In his letter, Marsh addressed what he termed a recent "outcry by some" that the city needs an administrator to deal with "various issues" that have arisen.

"How soon do we forget!" he wrote, going on to say that a number of current issues and others yet to be addressed were created while the city had a director of general government and then an administrator from 1989 until last year. He said Vahlsing "did very little in resolving prior issues. ... In fact, we not only had to deal with them, but also with new issues he created." He did not elaborate on those issues.

Marsh told the Times he would not speak out about how the council should configure city government, but would help in his own way by gathering information about managers from surrounding cities, mentioning Whitewater, Lake Mills and Janesville as cities that have managers. He said he would like to have city managers talk to the council about the pros and cons.

"They should look in and see before they shut the door," Marsh said.

Marsh, in his letter, provides three configuration options.
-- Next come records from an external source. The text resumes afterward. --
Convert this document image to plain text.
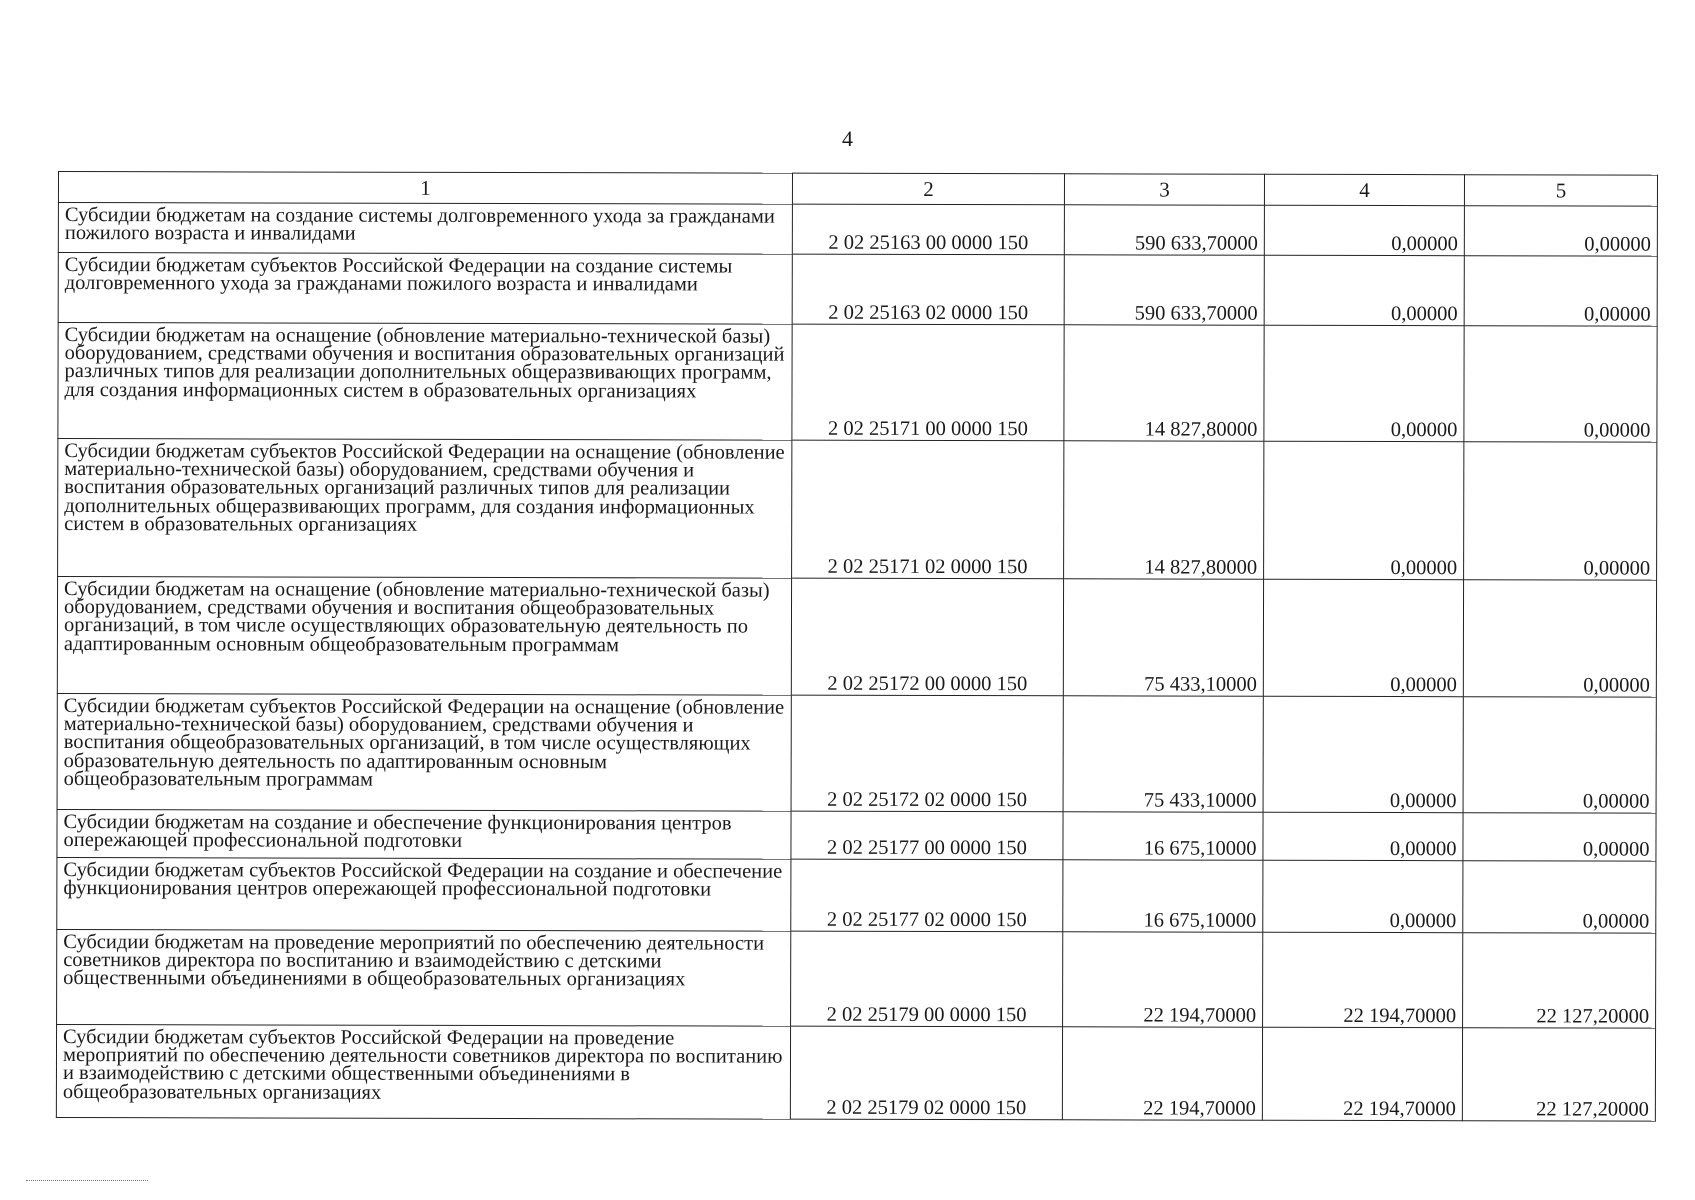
4
1	2	3	4	5
Субсидии бюджетам на создание системы долговременного ухода за гражданами пожилого возраста и инвалидами	2 02 25163 00 0000 150	590 633,70000	0,00000	0,00000
Субсидии бюджетам субъектов Российской Федерации на создание системы долговременного ухода за гражданами пожилого возраста и инвалидами	2 02 25163 02 0000 150	590 633,70000	0,00000	0,00000
Субсидии бюджетам на оснащение (обновление материально-технической базы) оборудованием, средствами обучения и воспитания образовательных организаций различных типов для реализации дополнительных общеразвивающих программ, для создания информационных систем в образовательных организациях	2 02 25171 00 0000 150	14 827,80000	0,00000	0,00000
Субсидии бюджетам субъектов Российской Федерации на оснащение (обновление материально-технической базы) оборудованием, средствами обучения и воспитания образовательных организаций различных типов для реализации дополнительных общеразвивающих программ, для создания информационных систем в образовательных организациях	2 02 25171 02 0000 150	14 827,80000	0,00000	0,00000
Субсидии бюджетам на оснащение (обновление материально-технической базы) оборудованием, средствами обучения и воспитания общеобразовательных организаций, в том числе осуществляющих образовательную деятельность по адаптированным основным общеобразовательным программам	2 02 25172 00 0000 150	75 433,10000	0,00000	0,00000
Субсидии бюджетам субъектов Российской Федерации на оснащение (обновление материально-технической базы) оборудованием, средствами обучения и воспитания общеобразовательных организаций, в том числе осуществляющих образовательную деятельность по адаптированным основным общеобразовательным программам	2 02 25172 02 0000 150	75 433,10000	0,00000	0,00000
Субсидии бюджетам на создание и обеспечение функционирования центров опережающей профессиональной подготовки	2 02 25177 00 0000 150	16 675,10000	0,00000	0,00000
Субсидии бюджетам субъектов Российской Федерации на создание и обеспечение функционирования центров опережающей профессиональной подготовки	2 02 25177 02 0000 150	16 675,10000	0,00000	0,00000
Субсидии бюджетам на проведение мероприятий по обеспечению деятельности советников директора по воспитанию и взаимодействию с детскими общественными объединениями в общеобразовательных организациях	2 02 25179 00 0000 150	22 194,70000	22 194,70000	22 127,20000
Субсидии бюджетам субъектов Российской Федерации на проведение мероприятий по обеспечению деятельности советников директора по воспитанию и взаимодействию с детскими общественными объединениями в общеобразовательных организациях	2 02 25179 02 0000 150	22 194,70000	22 194,70000	22 127,20000
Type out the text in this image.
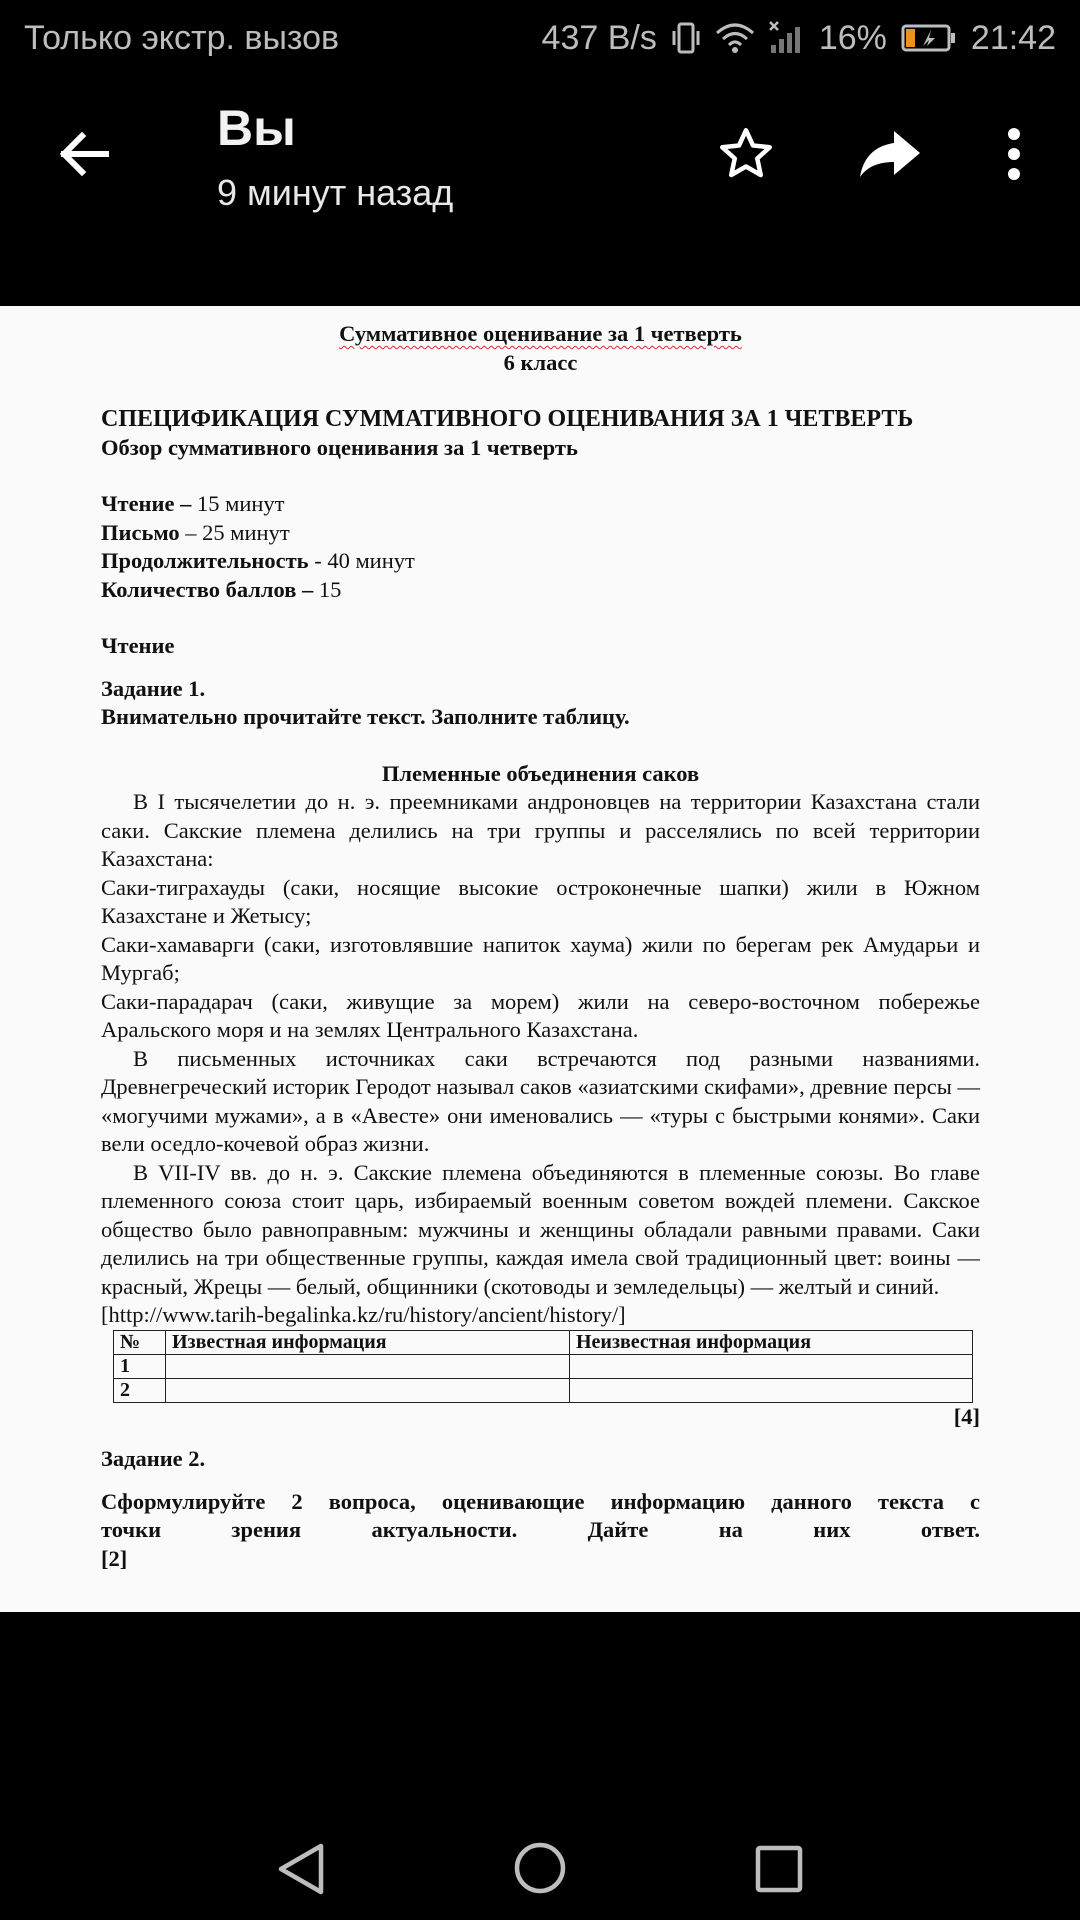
Только экстр. вызов	437 B/s	16% 21:42
Вы
9 минут назад
Суммативное оценивание за 1 четверть
6 класс
СПЕЦИФИКАЦИЯ СУММАТИВНОГО ОЦЕНИВАНИЯ ЗА 1 ЧЕТВЕРТЬ
Обзор суммативного оценивания за 1 четверть
Чтение – 15 минут
Письмо – 25 минут
Продолжительность - 40 минут
Количество баллов – 15
Чтение
Задание 1.
Внимательно прочитайте текст. Заполните таблицу.
Племенные объединения саков
В I тысячелетии до н. э. преемниками андроновцев на территории Казахстана стали саки. Сакские племена делились на три группы и расселялись по всей территории Казахстана:
Саки-тиграхауды (саки, носящие высокие остроконечные шапки) жили в Южном Казахстане и Жетысу;
Саки-хамаварги (саки, изготовлявшие напиток хаума) жили по берегам рек Амударьи и Мургаб;
Саки-парадарач (саки, живущие за морем) жили на северо-восточном побережье Аральского моря и на землях Центрального Казахстана.
В письменных источниках саки встречаются под разными названиями. Древнегреческий историк Геродот называл саков «азиатскими скифами», древние персы — «могучими мужами», а в «Авесте» они именовались — «туры с быстрыми конями». Саки вели оседло-кочевой образ жизни.
В VII-IV вв. до н. э. Сакские племена объединяются в племенные союзы. Во главе племенного союза стоит царь, избираемый военным советом вождей племени. Сакское общество было равноправным: мужчины и женщины обладали равными правами. Саки делились на три общественные группы, каждая имела свой традиционный цвет: воины — красный, Жрецы — белый, общинники (скотоводы и земледельцы) — желтый и синий.
[http://www.tarih-begalinka.kz/ru/history/ancient/history/]
№	Известная информация	Неизвестная информация
1		
2		
[4]
Задание 2.
Сформулируйте 2 вопроса, оценивающие информацию данного текста с
точки зрения актуальности. Дайте на них ответ.
[2]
The first is to hire an administrator or manager, which he says would require budgeting between $175,000 and $200,000. Among other things, he said "the individual will be an outsider" who will "take time to learn what our city really needs."

He also noted that the "life span" of an administrator was about five years, creating a loss of consistency between one administrator and another.

His second option is to hire a human resource position, which he said would be budgeted at around $70,000 to $80,000. The third option was to change the mayor's position to full-time and a four-year term, budgeting around $70,000 to $80,000.

"The mayor would already know what has gone on within our city and where it needs to go," he wrote. "He or she is a citizen of our city. Thus, has a vested interest in the outcome of decisions made by you." He said an elected mayor would have "no learning curve" and "no lapse in changeover from one to another."

"Do the math," Marsh wrote. "You can see it is more cost-effective not hiring an administrator and the City of Monroe has much more control over their destiny."

Marsh told the Times that the budget would limit the city's ability to hire an administrator. The city can't add money to its budget, he said, without violating state-mandated revenue caps.

He said cuts could be made, "but the cuts would be people, personnel."

Marsh believes council members first must talk about what they need from any person they hire for the position.

Marsh compared it to getting a bucket before filling it with water.

"This needs to be looked at and weighed. They need to decide exactly what they want in this position, and to really get done. Once they determine that, they can determine what form to get that accomplished," Marsh said.

In order for that to happen, Marsh thinks council members, and the community, need to keep their minds primed for creativity.

That means he shouldn't make any suggestions that could sway judgments, he said.

"We have to throw everything out on the table. We may not all agree, but we'll come together," he said with a smile.

Marsh finished his letter to aldermen with a plea. "Don't allow some individuals to take you back in time to what they would call the good old days."